I paid him, he struggled to get my change, and I started to walk away.
But, as I did so, I was reminded of a promise I had made to Dr. Benita Sampedro,
while I was serving as student fellow of the Center for “Race”, Culture and Social Justice at Hofstra University
during my senior year in 2017-2018.

I said I would burn her a copy of the documentary film Frantz Fanon: Black Skin, White Mask,
which I screened on campus as part of my commitment to engage with social justice issues on behalf of the Center.
I never got around to it.

The whole of Spring 2018, if not the two semesters preceding it, felt like one big stack of broken promises and unfulfilled expectations.
It had looked as if I had been given several positions which would give me space
to do a lot in terms of academics and advocacy,
but all my energy ended up being channeled inward.

It all worked out eventually, and i’d been clearing the folders out since May.
This is the last one, as far as I know.

The movie didn’t even fit in the CDs. I ended up sharing it with Dr. Sampedro via google drive,
at which point she suggested I share more about Capital H and my neighborhood through a blog post entry for the Center’s Blog,
which I had also promised.

The things you least expect are often the most fitting,
the ones that feel so properly, cosmically, aligned.
And here I am, writing a story
about focus and patience, alignment and flow,
about time, space, and the lines between change and growth.

As we navigate these lines, there is a lot that feels the need to be
debated.
And ultimately we wonder where and how our intention is focused,
where our commitments will lead,
what it all accumulates into,
and what this space will give off, and make possible.

What we store, what we hoard, and what lives in the decision to do so tells a story, sure,
but, more than that, these give away what we align ourselves with,
and what we regard as possible.

What dust do we allow to settle, and where?
It’ll gather on tom’s head, that’s for sure.
But is it doing so because he fizzled out of use as other growth was worked on,
or in spite of it?

Why does his absence make so many feel so empty?
These are questions, and there are probably answers.
But I don’t think that’s the point.

Ultimately, the role of an object changes, and so does the space.

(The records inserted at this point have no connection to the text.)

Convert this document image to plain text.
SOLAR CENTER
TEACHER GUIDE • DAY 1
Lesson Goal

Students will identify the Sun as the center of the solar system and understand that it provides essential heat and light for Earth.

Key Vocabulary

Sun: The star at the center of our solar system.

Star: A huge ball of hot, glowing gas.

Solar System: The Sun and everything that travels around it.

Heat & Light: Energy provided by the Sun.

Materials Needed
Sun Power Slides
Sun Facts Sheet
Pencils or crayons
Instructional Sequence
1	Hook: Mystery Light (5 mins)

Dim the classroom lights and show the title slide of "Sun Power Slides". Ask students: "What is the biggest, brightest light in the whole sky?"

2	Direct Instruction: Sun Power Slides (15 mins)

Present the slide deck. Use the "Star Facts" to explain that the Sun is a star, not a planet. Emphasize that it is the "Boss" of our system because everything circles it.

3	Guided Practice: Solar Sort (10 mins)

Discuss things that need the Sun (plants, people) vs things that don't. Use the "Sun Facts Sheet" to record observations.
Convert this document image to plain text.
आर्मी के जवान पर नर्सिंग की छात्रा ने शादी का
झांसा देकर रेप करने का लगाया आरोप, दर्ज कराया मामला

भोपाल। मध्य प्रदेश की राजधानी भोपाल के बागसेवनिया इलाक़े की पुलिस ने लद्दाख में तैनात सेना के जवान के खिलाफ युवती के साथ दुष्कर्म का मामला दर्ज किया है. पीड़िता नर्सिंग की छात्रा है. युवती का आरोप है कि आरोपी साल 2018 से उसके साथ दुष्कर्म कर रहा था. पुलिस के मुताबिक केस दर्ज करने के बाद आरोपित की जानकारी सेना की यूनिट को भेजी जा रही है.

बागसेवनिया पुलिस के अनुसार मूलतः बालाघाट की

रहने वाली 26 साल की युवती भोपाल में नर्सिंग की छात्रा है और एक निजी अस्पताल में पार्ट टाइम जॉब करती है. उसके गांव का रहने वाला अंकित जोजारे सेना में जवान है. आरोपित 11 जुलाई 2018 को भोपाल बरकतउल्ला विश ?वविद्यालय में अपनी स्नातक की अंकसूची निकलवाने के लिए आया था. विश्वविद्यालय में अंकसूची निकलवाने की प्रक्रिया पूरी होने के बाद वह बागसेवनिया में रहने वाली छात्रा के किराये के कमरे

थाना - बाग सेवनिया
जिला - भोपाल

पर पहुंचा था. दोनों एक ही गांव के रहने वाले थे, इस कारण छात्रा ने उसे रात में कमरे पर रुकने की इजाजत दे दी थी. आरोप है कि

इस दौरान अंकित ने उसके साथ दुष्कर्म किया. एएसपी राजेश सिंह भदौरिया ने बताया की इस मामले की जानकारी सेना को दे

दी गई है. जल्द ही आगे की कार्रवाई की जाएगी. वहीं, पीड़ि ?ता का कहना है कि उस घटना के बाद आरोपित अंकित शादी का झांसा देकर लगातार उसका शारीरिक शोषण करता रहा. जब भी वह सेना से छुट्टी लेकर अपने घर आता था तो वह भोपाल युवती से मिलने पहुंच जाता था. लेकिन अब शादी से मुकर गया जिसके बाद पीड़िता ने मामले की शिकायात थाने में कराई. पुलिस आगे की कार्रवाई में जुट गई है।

And we end up with something completely different than what we, allegedly, started out with.
Eventually, hopefully,
we decide that it’s possible to redirect the upward growth back down towards the roots,
building something new there, beginning a new cycle.

Personally, holding on to something simply because it was once, allegedly, something else,
only ends up stressing me out, until I am forced to stop confusing the object itself
with the knowledge it embodies.

—To everyone out there transforming the space, tom or no tom,
and everyone watching them do it.






























[1] Remember: print your readings with the Adobe PDF viewer in booklet format to save time and trees.